Comments suppressed due to low confidence (2)

csharp/ql/src/Security Features/CWE-114/AssemblyPathInjection.ql:45

• [nitpick] Add a brief comment above this predicate to explain its role in diff-informed incremental analysis, improving clarity for future maintainers.

predicate observeDiffInformedIncrementalMode() { any() }

csharp/ql/src/Security Features/CWE-114/AssemblyPathInjection.ql:45

• There are no existing tests exercising the incremental diff mode; consider adding test cases to validate behavior when this predicate is active.

predicate observeDiffInformedIncrementalMode() { any() }

[d10c]

It turns out that some of the generated changes in the PRs were not correct, e.g. because they should have also generated a getASelected{Source,Sink}Location() override but didn't (see Chuan-kai's comment here). So for now I'm putting them back in Draft until I make sure (via the patch script) that we are correctly handling all 3 documented query patterns, starting with the simplest one (both source and sink are used as location sources). If you have already started reviewing the PRs, thank you (also for your patience) and stay tuned for an update as to what has changed in the meantime!

[michaelnebel]

@d10c : Great!
Thank you for doing this. A couple of questions

• Do you expect there will be any configurations that will not be diff-informed?
• How does it impact tests (I remember hearing something along the lines of that tests already worked with "diff-informed", if the tests are .qlref files)?

[d10c]

Update: no changes since last time I opened the PR. It turns out that it's sound (but not optimally performant) to leave getASelected{Source,Sink}Location() un-overridden, specifically in case of a select clause containing only one of source or sink but not both. The patch script currently does not differentiate between that case and the one in which both source and sink are present in the select clause. So I will re-open these PRs as they are, and generate an appropriate getASelected{Source,Sink}Location() override in a follow-up round of PRs.

[d10c]

• Do you expect there will be any configurations that will not be diff-informed?

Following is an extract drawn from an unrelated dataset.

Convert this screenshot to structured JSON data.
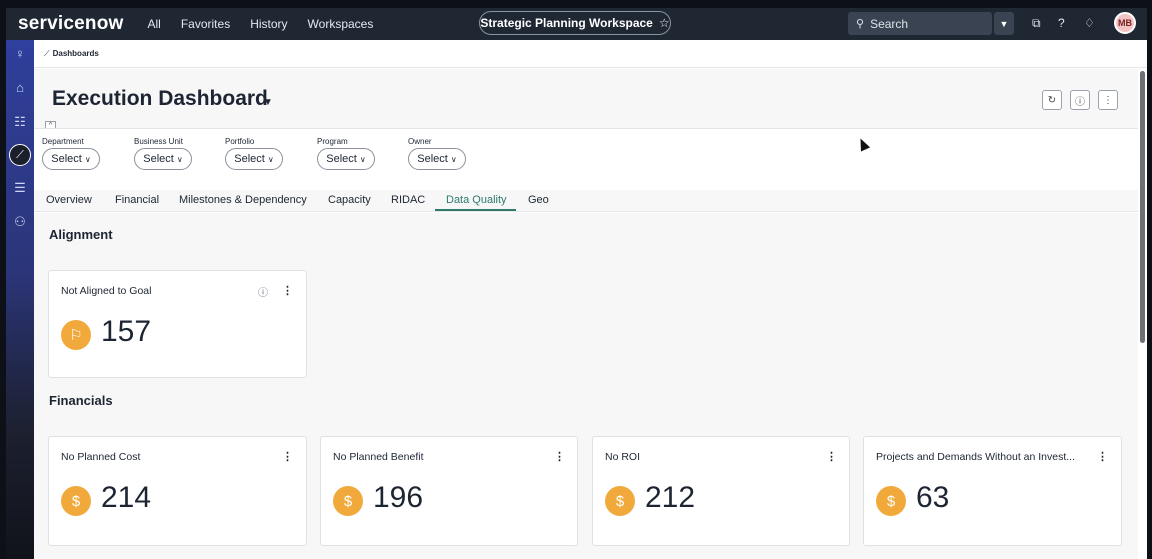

In this initial PR, we are skipping over the cases where a node other than source or sink is used as a location source in the select clause. To enable these cases, a non-empty override of getASelected{Source,Sink}Location() will be needed. Also, queries with more than one dataflow config are probably another case to be considered separately.

• How does it impact tests (I remember hearing something along the lines of that tests already worked with "diff-informed", if the tests are .qlref files)?

It's true that in order to enable diff-informed testing of queries, the tests have to be .qlref files. I'm planning on doing that kind of rewrite (similar to this PR) in a later phase.